Mentoring relationships are ubiquitous; they exist between youth and unrelated adults, peers, students and faculty, and organizational members. These relationships take many forms. Some mentoring relationships develop spontaneously between two individuals whereas others originate in formal mentoring programs in community settings, on college campuses, or within organizations (Allen & Eby, 2007b). Mentoring research and practice has developed through the work of a multidisciplinary community of scholars, each focusing on a specific population or mentoring target. Researchers with disciplinary backgrounds in community and/or developmental psychology, sociology, and social work tend to study youth mentoring relationships. Researchers with disciplinary roots in education and counseling psychology investigate mentoring relationships within academic settings. Organizational psychologists and management researchers tend to focus on workplace mentoring. Thus, within the mentoring literature, the population of focus (e.g., youth, college student, employee) is intertwined with disciplinary perspective. This is shown in Table 1, which also illustrates that there is little disciplinary overlap in the study of different target populations. Mentoring research has developed firm foundations within disciplines and target populations. The aim of the Special Issue is to facilitate a shift from a multidisciplinary approach, where two or more disciplines examine the same problem but with limited integration, to an interdisciplinary perspective characterized by assimilation and borrowing of ideas, concepts, and methods across disciplines.

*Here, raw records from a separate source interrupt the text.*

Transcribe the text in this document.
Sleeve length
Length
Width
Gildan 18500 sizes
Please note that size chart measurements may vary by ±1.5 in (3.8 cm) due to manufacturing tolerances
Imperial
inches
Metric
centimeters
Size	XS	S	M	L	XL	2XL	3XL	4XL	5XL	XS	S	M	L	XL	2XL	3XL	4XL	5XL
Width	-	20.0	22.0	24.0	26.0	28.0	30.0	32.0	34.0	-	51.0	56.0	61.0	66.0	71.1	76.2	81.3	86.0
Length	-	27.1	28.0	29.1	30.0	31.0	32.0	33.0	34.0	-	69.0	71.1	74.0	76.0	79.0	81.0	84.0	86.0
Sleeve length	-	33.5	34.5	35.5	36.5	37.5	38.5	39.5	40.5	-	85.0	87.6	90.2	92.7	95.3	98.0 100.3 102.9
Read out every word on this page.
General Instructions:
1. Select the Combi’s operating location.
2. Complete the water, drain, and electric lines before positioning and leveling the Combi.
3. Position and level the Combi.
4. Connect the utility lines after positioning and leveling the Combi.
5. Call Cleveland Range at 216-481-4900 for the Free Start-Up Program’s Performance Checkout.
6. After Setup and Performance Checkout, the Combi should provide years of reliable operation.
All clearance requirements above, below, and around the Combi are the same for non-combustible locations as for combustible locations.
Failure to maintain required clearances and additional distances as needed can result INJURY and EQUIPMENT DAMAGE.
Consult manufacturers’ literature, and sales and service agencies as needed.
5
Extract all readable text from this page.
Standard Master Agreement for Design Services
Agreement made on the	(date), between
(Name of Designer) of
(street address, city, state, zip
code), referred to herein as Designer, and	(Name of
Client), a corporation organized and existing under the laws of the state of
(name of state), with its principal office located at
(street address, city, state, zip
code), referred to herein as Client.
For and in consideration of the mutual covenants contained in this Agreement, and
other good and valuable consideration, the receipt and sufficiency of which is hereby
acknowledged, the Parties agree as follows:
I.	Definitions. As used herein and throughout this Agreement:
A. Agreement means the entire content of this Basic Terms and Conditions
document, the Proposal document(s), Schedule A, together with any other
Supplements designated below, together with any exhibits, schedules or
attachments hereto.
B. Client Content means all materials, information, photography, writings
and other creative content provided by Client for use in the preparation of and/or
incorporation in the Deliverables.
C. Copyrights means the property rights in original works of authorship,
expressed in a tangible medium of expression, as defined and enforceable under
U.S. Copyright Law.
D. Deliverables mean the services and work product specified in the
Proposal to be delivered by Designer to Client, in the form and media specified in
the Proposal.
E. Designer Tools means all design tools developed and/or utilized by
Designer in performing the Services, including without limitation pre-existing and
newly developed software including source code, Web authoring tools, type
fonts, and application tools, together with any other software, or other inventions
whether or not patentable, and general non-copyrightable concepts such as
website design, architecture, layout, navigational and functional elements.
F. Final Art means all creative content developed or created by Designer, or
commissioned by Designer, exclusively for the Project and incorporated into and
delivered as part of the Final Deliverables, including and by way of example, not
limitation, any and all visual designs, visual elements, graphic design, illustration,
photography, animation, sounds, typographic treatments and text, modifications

The aim of this Special Issue is to introduce readers to original empirical research on various mentoring targets, including mentoring that occurs in community settings, academic settings, and organizational settings. The articles contained in this issue focus on mentoring across the lifespan—ranging from youth mentoring (Rhodes, Lowe, Litchfield, & Walsh-Samp), to the mentoring of young adults in college settings (Smith-Jentsch, Scielzo, Singelton, & Rosopa), to mentoring relationships between individuals after they enter the workforce (Gentry, Weber, & Sadri; Parise & Forret). In addition, three articles in the Special Issue examine mentoring in multiple contexts and/or during more than one developmental period (Eby, Allen, Evans, Ng, & DuBois; Higgins, Dobrow, & Chandler; Liang, Spencer, Brogan, & Corral). Taken as a whole these articles offer new ideas regarding theories and methods that can be applied to the study of mentoring relationships across disciplinary boundaries.